My arrays are 280 feet away and no way am I gonna send that current to my power shed. And it won’t be attached to shit other than poles. The mounts and panels won’t be connected. Trying to keep any direct strikes from NOT going through them, but hit elsewhere.
I might even go with a single one of those ESE rods on a longer pole located a bit further away. If I can ascertain whether or not they are snake oil. And if I can buy or build one that’s not at oil field pricing.
 
Victron (Tier 1ish) vs white label Chinesium.

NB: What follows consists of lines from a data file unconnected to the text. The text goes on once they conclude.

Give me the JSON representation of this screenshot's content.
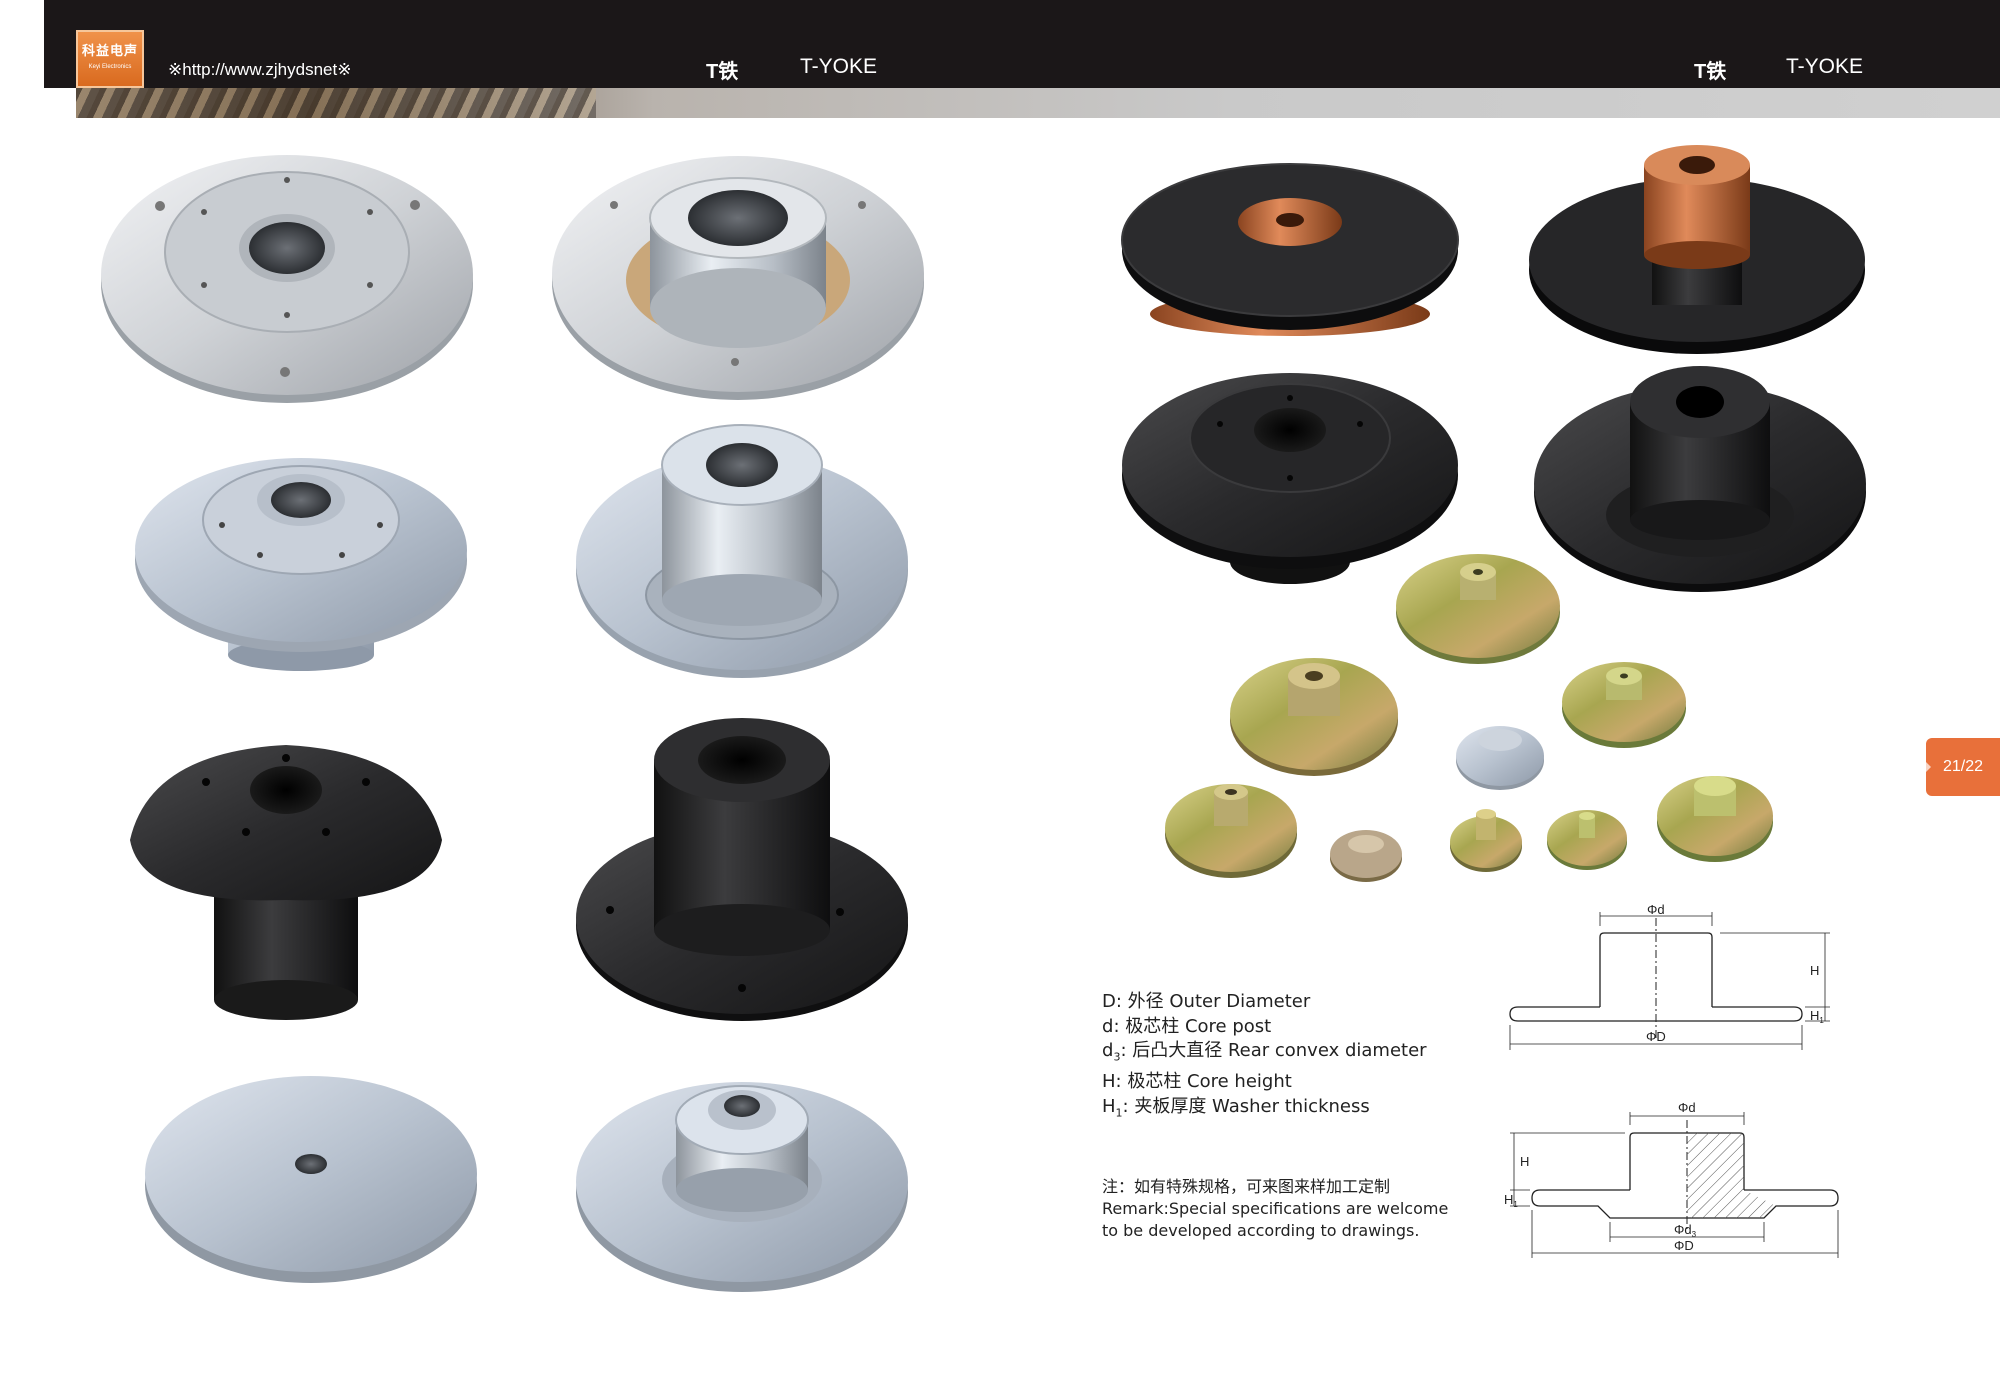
{
  "header": {
    "logo_cn": "科益电声",
    "logo_en": "Keyi Electronics",
    "url": "※http://www.zjhydsnet※",
    "left_title_zh": "T铁",
    "left_title_en": "T-YOKE",
    "right_title_zh": "T铁",
    "right_title_en": "T-YOKE"
  },
  "page_tab": "21/22",
  "legend": {
    "items": [
      {
        "symbol": "D",
        "sub": "",
        "text": ": 外径 Outer Diameter"
      },
      {
        "symbol": "d",
        "sub": "",
        "text": ": 极芯柱 Core post"
      },
      {
        "symbol": "d",
        "sub": "3",
        "text": ": 后凸大直径 Rear convex diameter"
      },
      {
        "symbol": "H",
        "sub": "",
        "text": ": 极芯柱 Core height"
      },
      {
        "symbol": "H",
        "sub": "1",
        "text": ": 夹板厚度 Washer thickness"
      }
    ]
  },
  "note": {
    "zh": "注：如有特殊规格，可来图来样加工定制",
    "en_line1": "Remark:Special specifications are welcome",
    "en_line2": "to be developed according to drawings."
  },
  "diagram_top": {
    "d": "Φd",
    "H": "H",
    "H1": "H",
    "H1sub": "1",
    "D": "ΦD"
  },
  "diagram_bottom": {
    "d": "Φd",
    "H": "H",
    "H1": "H",
    "H1sub": "1",
    "d3": "Φd",
    "d3sub": "3",
    "D": "ΦD"
  },
  "products": [
    {
      "name": "silver-flat-plate-with-holes",
      "finish": "silver"
    },
    {
      "name": "silver-plate-with-core",
      "finish": "silver"
    },
    {
      "name": "silver-stepped-yoke",
      "finish": "zinc"
    },
    {
      "name": "silver-tall-core-yoke",
      "finish": "zinc"
    },
    {
      "name": "black-flared-yoke",
      "finish": "black"
    },
    {
      "name": "black-tall-core-yoke",
      "finish": "black"
    },
    {
      "name": "silver-disc",
      "finish": "zinc"
    },
    {
      "name": "silver-disc-with-core",
      "finish": "zinc"
    },
    {
      "name": "black-patterned-disc-copper-core",
      "finish": "black"
    },
    {
      "name": "black-disc-copper-core",
      "finish": "black"
    },
    {
      "name": "black-recessed-yoke",
      "finish": "black"
    },
    {
      "name": "black-core-yoke",
      "finish": "black"
    },
    {
      "name": "small-brass-yokes",
      "finish": "yellow-zinc"
    }
  ],
  "colors": {
    "accent": "#e8703a",
    "topbar": "#1b1718"
  }
}
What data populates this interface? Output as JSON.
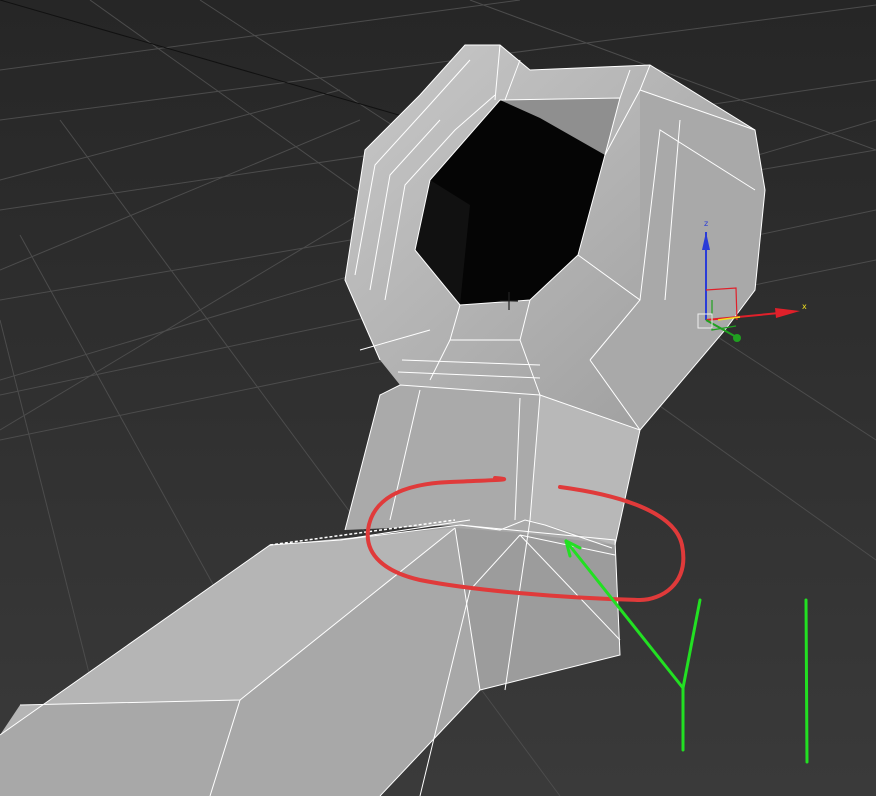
{
  "viewport": {
    "background": "#2f2f2f",
    "grid_color": "#4a4a4a",
    "mesh_light": "#bdbdbd",
    "mesh_mid": "#a4a4a4",
    "mesh_dark": "#8e8e8e",
    "wire_color": "#ffffff",
    "hole_color": "#050505"
  },
  "gizmo": {
    "x_label": "x",
    "z_label": "z",
    "x_color": "#e0202a",
    "y_color": "#20a020",
    "z_color": "#2a3cd8",
    "highlight_color": "#f0e020"
  },
  "annotations": {
    "circle_color": "#e03a3a",
    "arrow_color": "#22e022"
  }
}
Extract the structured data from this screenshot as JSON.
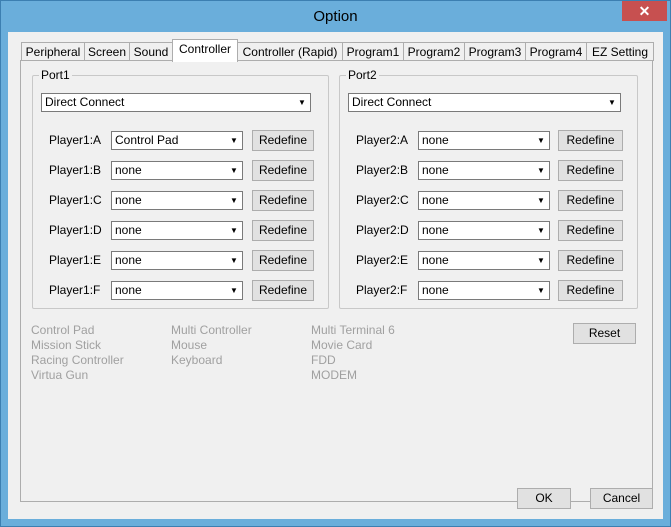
{
  "window": {
    "title": "Option",
    "close_label": "✕"
  },
  "tabs": [
    {
      "label": "Peripheral",
      "active": false
    },
    {
      "label": "Screen",
      "active": false
    },
    {
      "label": "Sound",
      "active": false
    },
    {
      "label": "Controller",
      "active": true
    },
    {
      "label": "Controller (Rapid)",
      "active": false
    },
    {
      "label": "Program1",
      "active": false
    },
    {
      "label": "Program2",
      "active": false
    },
    {
      "label": "Program3",
      "active": false
    },
    {
      "label": "Program4",
      "active": false
    },
    {
      "label": "EZ Setting",
      "active": false
    }
  ],
  "port1": {
    "label": "Port1",
    "connection": "Direct Connect",
    "players": [
      {
        "label": "Player1:A",
        "value": "Control Pad",
        "button": "Redefine"
      },
      {
        "label": "Player1:B",
        "value": "none",
        "button": "Redefine"
      },
      {
        "label": "Player1:C",
        "value": "none",
        "button": "Redefine"
      },
      {
        "label": "Player1:D",
        "value": "none",
        "button": "Redefine"
      },
      {
        "label": "Player1:E",
        "value": "none",
        "button": "Redefine"
      },
      {
        "label": "Player1:F",
        "value": "none",
        "button": "Redefine"
      }
    ]
  },
  "port2": {
    "label": "Port2",
    "connection": "Direct Connect",
    "players": [
      {
        "label": "Player2:A",
        "value": "none",
        "button": "Redefine"
      },
      {
        "label": "Player2:B",
        "value": "none",
        "button": "Redefine"
      },
      {
        "label": "Player2:C",
        "value": "none",
        "button": "Redefine"
      },
      {
        "label": "Player2:D",
        "value": "none",
        "button": "Redefine"
      },
      {
        "label": "Player2:E",
        "value": "none",
        "button": "Redefine"
      },
      {
        "label": "Player2:F",
        "value": "none",
        "button": "Redefine"
      }
    ]
  },
  "devices": {
    "col1": [
      "Control Pad",
      "Mission Stick",
      "Racing Controller",
      "Virtua Gun"
    ],
    "col2": [
      "Multi Controller",
      "Mouse",
      "Keyboard"
    ],
    "col3": [
      "Multi Terminal 6",
      "Movie Card",
      "FDD",
      "MODEM"
    ]
  },
  "reset_label": "Reset",
  "ok_label": "OK",
  "cancel_label": "Cancel",
  "colors": {
    "titlebar": "#6aaedb",
    "close": "#c75050",
    "disabled_text": "#a0a0a0"
  }
}
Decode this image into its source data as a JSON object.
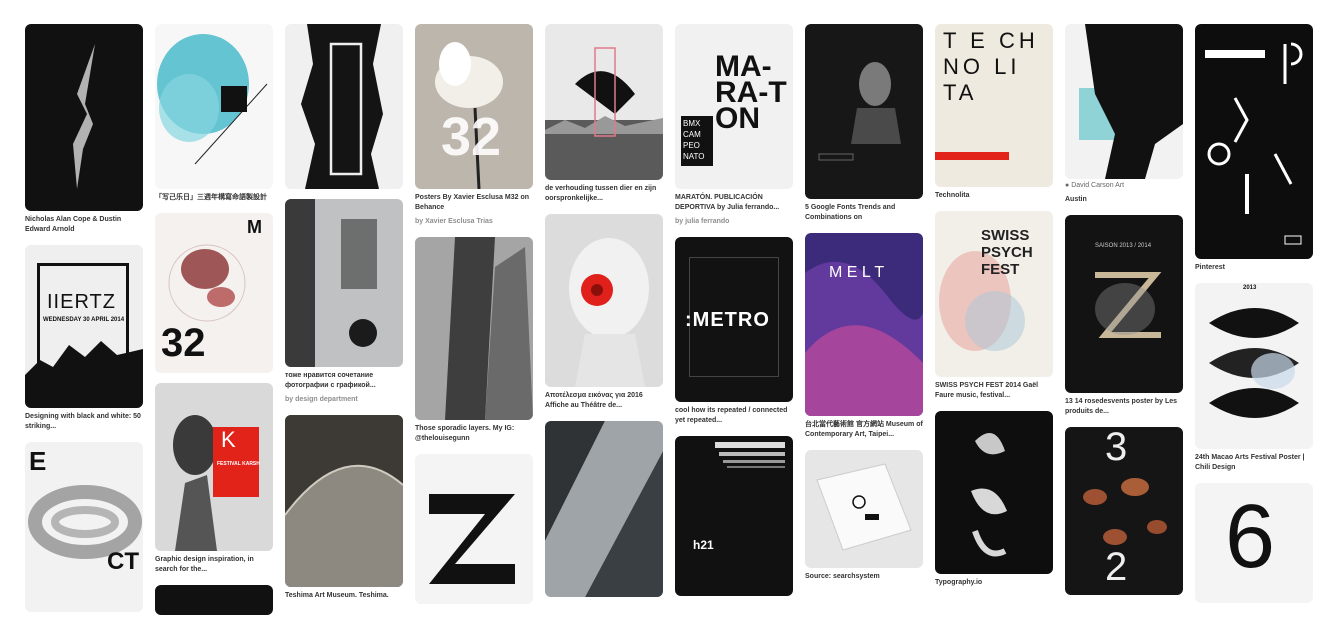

My arrays are 280 feet away and no way am I gonna send that current to my power shed. And it won’t be attached to shit other than poles. The mounts and panels won’t be connected. Trying to keep any direct strikes from NOT going through them, but hit elsewhere.
Just curious, I am still pretty new at this.
Without grounding, how do you keep the the extra energy from just using your conductors to go from panels to shed?
 
So here is what Victron had to say...

"Off-grid system grounding
Do not ground the positive or negative of the PV array. The PV negative
input of the MPPT is not isolated from the negative output. Grounding the
PV will therefore result in ground currents. The PV frames however may
be grounded, either close to the PV array or (preferably) to the central

ground."

So if I am reading this correctly...The PV frames can be grounded at the array itself...OR...it can be grounded back at the main panel house ground. And they are recommending it be done back at the house main panel grounding point.
Victron is not the NEC. Only one requirement and quite simple.

 
My arrays are 280 feet away and no way am I gonna send that current to my power shed. And it won’t be attached to shit other than poles. The mounts and panels won’t be connected. Trying to keep any direct strikes from NOT going through them, but hit elsewhere.
I understand your thought process about this.
I would recommend that you make sure that the lighting conductors are not exposed to touching.
As in, placing them in PVC conduit as they run down the pole. For the first 8' above grade.
 
Just curious, I am still pretty new at this.
Without grounding, how do you keep the the extra energy from just using your conductors to go from panels to shed?
Lighting protection and grounding are two different (separate) things.
He was referring to Lighting protection.
 
Just curious, I am still pretty new at this.
Without grounding, how do you keep the the extra energy from just using your conductors to go from panels to shed?
Sigh…reread what I said. The lighting protection will be completely separate from the bonded panels with the ground going back to the main. Two different things. The lighting protection won’t even be touching the mounts or panels. It’s job is to try to be a better target so any lighting strikes it rather than the panels.